I don’t remember much from my childhood, just specific scenes. I don’t always remember when exactly they happened, but I can still see images and remember conversations as if they are a picture that is always there, even when I don’t look at it for a while. I was in elementary school. Coming up from Sunday School to go to church, I announced to my mom that I didn’t think this Jesus stuff was real. He was too perfect to actually have been a human. My mom, horrified, hurried to shush me. She told me later that if I didn’t believe that he was real, then I wouldn’t go to heaven. By then, I was old enough to understand that this would be a significant problem. So, I believed. I even remember telling my sisters that they had to believe, too, or they wouldn’t get into heaven.
Another scene from my elementary school years is my family at the supper table.

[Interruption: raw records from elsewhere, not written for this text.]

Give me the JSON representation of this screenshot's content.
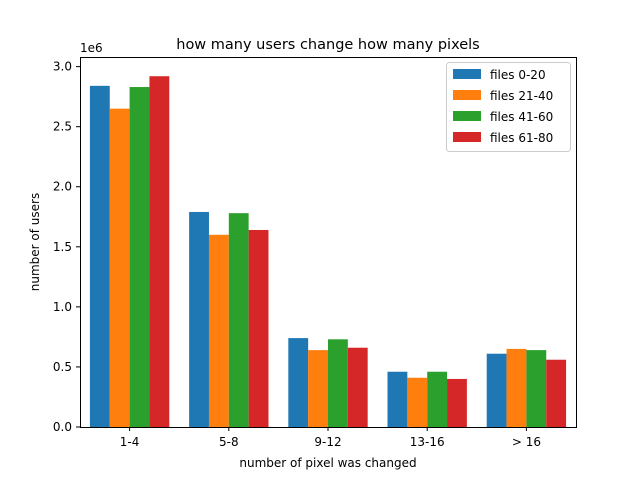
{
  "chart_data": {
    "type": "bar",
    "title": "how many users change how many pixels",
    "xlabel": "number of pixel was changed",
    "ylabel": "number of users",
    "y_scale_label": "1e6",
    "ylim": [
      0,
      3.08
    ],
    "yticks": [
      "0.0",
      "0.5",
      "1.0",
      "1.5",
      "2.0",
      "2.5",
      "3.0"
    ],
    "categories": [
      "1-4",
      "5-8",
      "9-12",
      "13-16",
      "> 16"
    ],
    "legend_position": "top-right",
    "grid": false,
    "series": [
      {
        "name": "files 0-20",
        "color": "#1f77b4",
        "values": [
          2.84,
          1.79,
          0.74,
          0.46,
          0.61
        ]
      },
      {
        "name": "files 21-40",
        "color": "#ff7f0e",
        "values": [
          2.65,
          1.6,
          0.64,
          0.41,
          0.65
        ]
      },
      {
        "name": "files 41-60",
        "color": "#2ca02c",
        "values": [
          2.83,
          1.78,
          0.73,
          0.46,
          0.64
        ]
      },
      {
        "name": "files 61-80",
        "color": "#d62728",
        "values": [
          2.92,
          1.64,
          0.66,
          0.4,
          0.56
        ]
      }
    ]
  }
}
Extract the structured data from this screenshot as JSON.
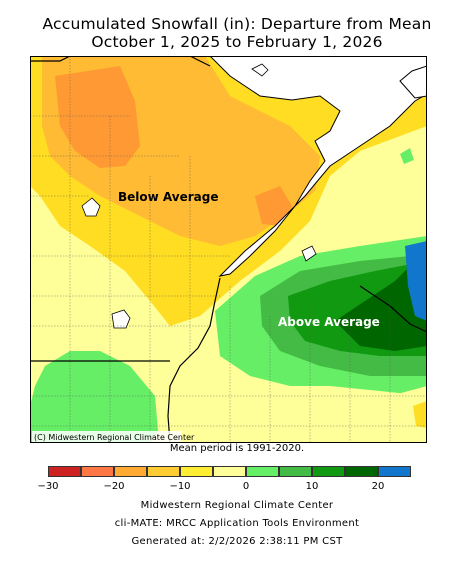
{
  "title": {
    "line1": "Accumulated Snowfall (in): Departure from Mean",
    "line2": "October 1, 2025 to February 1, 2026"
  },
  "map": {
    "labels": {
      "below": "Below Average",
      "above": "Above Average",
      "credit": "(C) Midwestern Regional Climate Center"
    },
    "colors": {
      "lake": "#ffffff",
      "pale_yellow": "#ffff99",
      "yellow": "#ffdd22",
      "light_orange": "#ffbb33",
      "orange": "#ff9933",
      "light_green": "#66ee66",
      "green": "#33bb33",
      "dark_green": "#119911",
      "darker_green": "#006600",
      "blue": "#1177cc"
    }
  },
  "period_note": "Mean period is 1991-2020.",
  "legend": {
    "colors": [
      "#cc2222",
      "#ff7744",
      "#ffaa33",
      "#ffcc33",
      "#ffee33",
      "#ffff99",
      "#66ee66",
      "#44bb44",
      "#119911",
      "#006600",
      "#1177cc"
    ],
    "ticks": [
      "−30",
      "−20",
      "−10",
      "0",
      "10",
      "20"
    ]
  },
  "footer": {
    "line1": "Midwestern Regional Climate Center",
    "line2": "cli-MATE: MRCC Application Tools Environment",
    "line3": "Generated at: 2/2/2026 2:38:11 PM CST"
  }
}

“Where does Jesus live?” my dad asked. I pointed heavenward, but one of my sisters pointed to her heart. “Yes, he lives up there, too, but Jesus lives in your heart!” I don’t remember many more specific scenes in my faith life, but I do know that I asked God into my heart a number of times, thinking that I would feel different. I’ve always looked up to my parents for good models of Christian faith. They prayed with us before 4-H judging and before a test. They talked to Jesus like he was in the room, and I learned to pray out loud and in my head in the same fashion. When something was wrong, they looked to Jesus. So I learned to do the same thing. I trusted Jesus with my all.
In seventh grade, I was diagnosed with Multiple Sclerosis. The average age of diagnosis is between the ages of 20 and 40, and here I was, just 13 years old. I was the youngest person I knew with the disease by 50 years, at least. MS was something old people like my grandma had—and she had continued deteriorating until she was completely unable to move on her own. Was I going to end up like that? Soon after my diagnosis, I became completely overwhelmed, defeated, and depressed.

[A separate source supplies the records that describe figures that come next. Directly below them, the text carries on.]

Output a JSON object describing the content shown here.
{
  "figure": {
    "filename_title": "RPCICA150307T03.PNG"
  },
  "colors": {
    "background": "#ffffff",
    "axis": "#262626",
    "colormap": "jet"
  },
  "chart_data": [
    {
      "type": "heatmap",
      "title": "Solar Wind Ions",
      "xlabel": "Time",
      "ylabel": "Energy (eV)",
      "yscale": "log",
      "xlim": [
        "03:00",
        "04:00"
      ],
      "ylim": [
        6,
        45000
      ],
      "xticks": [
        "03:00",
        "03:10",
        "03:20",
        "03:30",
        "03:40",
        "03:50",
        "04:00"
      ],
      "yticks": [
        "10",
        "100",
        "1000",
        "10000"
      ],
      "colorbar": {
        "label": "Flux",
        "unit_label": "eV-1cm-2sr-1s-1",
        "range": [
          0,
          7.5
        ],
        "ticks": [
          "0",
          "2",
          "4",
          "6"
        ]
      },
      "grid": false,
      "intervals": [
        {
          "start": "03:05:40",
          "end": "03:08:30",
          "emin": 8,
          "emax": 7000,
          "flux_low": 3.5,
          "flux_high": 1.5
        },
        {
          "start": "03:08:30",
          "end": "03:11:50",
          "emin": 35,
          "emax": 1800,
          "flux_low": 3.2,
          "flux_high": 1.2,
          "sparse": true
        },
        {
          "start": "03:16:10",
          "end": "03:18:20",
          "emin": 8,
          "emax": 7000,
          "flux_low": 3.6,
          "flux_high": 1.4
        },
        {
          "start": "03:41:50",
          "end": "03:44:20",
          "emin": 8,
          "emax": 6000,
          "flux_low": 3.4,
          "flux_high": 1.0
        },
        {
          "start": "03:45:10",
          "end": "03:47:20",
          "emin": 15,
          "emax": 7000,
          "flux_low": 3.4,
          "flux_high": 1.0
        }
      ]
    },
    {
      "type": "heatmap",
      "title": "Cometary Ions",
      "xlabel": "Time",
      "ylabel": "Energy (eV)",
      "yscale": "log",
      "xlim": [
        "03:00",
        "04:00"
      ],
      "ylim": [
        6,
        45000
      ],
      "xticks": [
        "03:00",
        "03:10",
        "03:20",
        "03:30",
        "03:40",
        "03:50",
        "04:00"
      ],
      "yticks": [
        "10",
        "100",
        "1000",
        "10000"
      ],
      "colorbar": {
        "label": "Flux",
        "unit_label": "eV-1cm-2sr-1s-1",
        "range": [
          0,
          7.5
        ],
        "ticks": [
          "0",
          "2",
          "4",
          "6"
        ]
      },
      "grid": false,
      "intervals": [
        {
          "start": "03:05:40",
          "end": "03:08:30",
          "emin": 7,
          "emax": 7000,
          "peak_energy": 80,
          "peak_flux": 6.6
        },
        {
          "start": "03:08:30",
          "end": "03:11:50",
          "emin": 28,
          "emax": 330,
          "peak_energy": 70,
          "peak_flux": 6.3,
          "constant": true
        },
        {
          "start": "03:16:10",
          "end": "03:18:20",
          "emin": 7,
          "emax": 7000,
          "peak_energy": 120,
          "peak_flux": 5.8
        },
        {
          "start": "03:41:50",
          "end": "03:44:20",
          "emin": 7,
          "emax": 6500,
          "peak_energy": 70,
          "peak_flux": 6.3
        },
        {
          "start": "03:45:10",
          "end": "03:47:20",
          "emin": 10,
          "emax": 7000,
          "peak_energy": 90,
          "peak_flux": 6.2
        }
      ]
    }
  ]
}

I’d spent almost a year in my doldrums before my dad pointed out to me that God has a reason. He wouldn’t have chosen me if I couldn’t handle it. By this time, I was on the second medicine that had failed and not worked for me. Though I had accepted the fact that I had MS, id didn’t make it any easier. Medicine after medicine failed me. After two years, I had tried almost every medicine on the market—almost. Then, when I had nowhere else to turn, we found it. The FDA came out with a new medicine that summer. That November, I started on the medicine that still works for me. It is unfortunate that I didn’t get on this medicine sooner, because I still have invisible scars and effects from those first years. But God provided the medicine I needed! As Paul said in his letter to the Romans, “And we know that in all things God works for the good of those who love him, who have been called according to his purpose.”

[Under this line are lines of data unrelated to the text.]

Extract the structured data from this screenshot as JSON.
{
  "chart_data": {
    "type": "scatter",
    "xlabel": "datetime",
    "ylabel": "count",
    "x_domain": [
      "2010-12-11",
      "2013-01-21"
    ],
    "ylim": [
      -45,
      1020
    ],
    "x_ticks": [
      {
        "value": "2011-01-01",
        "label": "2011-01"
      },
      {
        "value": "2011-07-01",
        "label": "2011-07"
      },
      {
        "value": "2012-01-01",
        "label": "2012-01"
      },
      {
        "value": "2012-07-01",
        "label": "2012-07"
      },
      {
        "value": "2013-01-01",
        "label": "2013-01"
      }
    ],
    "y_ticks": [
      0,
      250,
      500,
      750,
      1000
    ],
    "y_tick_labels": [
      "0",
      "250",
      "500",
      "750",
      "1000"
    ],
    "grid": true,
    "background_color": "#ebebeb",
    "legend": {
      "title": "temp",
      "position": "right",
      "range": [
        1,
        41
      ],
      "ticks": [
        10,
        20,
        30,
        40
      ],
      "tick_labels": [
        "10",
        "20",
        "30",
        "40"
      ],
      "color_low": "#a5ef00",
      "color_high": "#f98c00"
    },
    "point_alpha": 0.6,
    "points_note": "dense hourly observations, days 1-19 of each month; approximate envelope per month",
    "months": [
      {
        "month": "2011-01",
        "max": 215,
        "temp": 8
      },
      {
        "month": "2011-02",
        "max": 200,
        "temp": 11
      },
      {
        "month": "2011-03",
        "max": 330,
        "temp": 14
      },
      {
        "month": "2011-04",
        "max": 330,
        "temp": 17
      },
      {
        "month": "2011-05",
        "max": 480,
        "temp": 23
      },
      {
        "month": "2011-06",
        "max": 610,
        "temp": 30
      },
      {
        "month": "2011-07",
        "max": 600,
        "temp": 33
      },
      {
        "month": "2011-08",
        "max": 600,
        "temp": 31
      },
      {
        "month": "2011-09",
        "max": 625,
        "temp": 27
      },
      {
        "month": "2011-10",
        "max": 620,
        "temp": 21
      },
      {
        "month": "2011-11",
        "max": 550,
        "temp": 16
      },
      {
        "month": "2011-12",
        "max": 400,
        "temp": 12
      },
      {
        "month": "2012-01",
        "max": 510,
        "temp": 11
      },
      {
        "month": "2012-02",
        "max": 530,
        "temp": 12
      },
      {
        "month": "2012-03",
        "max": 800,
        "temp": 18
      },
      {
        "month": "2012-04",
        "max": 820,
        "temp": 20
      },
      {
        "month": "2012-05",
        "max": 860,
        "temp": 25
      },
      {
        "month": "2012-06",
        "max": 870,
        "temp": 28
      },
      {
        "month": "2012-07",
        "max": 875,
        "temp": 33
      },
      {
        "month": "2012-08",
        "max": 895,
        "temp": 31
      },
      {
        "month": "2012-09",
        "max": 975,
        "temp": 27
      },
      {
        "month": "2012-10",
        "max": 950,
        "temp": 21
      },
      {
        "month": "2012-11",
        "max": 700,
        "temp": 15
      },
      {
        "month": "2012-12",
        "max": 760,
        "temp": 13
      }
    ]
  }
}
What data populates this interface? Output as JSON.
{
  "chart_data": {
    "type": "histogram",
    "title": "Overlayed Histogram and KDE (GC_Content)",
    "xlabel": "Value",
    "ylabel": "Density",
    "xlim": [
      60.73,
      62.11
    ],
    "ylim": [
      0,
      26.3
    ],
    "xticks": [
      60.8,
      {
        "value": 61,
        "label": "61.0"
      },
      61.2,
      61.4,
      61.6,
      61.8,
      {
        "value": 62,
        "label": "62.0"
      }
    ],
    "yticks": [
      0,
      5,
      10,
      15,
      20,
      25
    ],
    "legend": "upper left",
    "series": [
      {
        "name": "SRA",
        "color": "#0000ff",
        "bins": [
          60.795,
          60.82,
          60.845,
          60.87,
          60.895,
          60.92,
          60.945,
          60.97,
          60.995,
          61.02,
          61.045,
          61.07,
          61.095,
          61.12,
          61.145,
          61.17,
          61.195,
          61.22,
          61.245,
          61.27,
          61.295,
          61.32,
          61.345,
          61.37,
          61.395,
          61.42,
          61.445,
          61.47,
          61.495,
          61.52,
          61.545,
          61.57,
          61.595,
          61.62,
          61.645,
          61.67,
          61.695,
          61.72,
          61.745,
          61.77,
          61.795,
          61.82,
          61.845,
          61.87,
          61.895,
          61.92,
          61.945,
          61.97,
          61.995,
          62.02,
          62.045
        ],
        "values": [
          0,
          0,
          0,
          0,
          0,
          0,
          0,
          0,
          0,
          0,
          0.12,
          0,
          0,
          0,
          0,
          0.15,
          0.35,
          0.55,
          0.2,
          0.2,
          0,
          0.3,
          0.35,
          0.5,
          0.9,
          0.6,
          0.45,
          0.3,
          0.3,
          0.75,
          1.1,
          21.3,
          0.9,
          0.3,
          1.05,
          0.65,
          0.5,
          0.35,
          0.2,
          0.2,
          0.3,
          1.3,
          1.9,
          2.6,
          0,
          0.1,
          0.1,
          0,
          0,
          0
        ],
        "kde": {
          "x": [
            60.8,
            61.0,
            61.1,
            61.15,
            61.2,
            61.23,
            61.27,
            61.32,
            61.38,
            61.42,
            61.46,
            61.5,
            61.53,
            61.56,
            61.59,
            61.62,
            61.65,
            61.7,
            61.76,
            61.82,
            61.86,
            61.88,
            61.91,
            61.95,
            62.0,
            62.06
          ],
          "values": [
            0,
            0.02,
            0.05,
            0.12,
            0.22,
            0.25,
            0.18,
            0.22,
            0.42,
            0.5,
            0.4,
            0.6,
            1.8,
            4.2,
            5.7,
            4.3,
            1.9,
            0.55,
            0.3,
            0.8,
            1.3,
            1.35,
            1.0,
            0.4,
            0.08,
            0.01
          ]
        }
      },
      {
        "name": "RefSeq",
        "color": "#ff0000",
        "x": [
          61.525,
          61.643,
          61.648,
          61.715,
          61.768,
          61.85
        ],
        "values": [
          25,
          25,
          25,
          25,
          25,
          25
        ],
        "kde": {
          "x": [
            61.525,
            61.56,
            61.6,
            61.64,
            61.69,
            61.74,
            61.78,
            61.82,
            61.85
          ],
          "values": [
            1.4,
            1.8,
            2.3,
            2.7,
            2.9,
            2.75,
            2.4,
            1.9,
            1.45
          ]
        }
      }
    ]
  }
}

Since my diagnoses, I have struggled with worry for what the future will bring. MS is an unpredictable disease—what will happen in a year, in two years, in five? Ten? Where will I be? Will I finish school without any problems? Will I still have use of my fingers, will I still be able to play? Will I get a job? Will I still be able to walk? How will I support myself, with this extra financial burden? Questions upon questions have always haunted me. Then I found a passage in the gospel of Matthew: “”Therefore do not worry about tomorrow, for tomorrow will worry about itself. Each day has enough trouble of its own.” I found myself bawling as I finally handed everything over to God—worries about my MS, about the future in general.
I have hope because of my relationship with God. Jesus is real—I have asked him to be my Savior—and He is changing me little by little every day.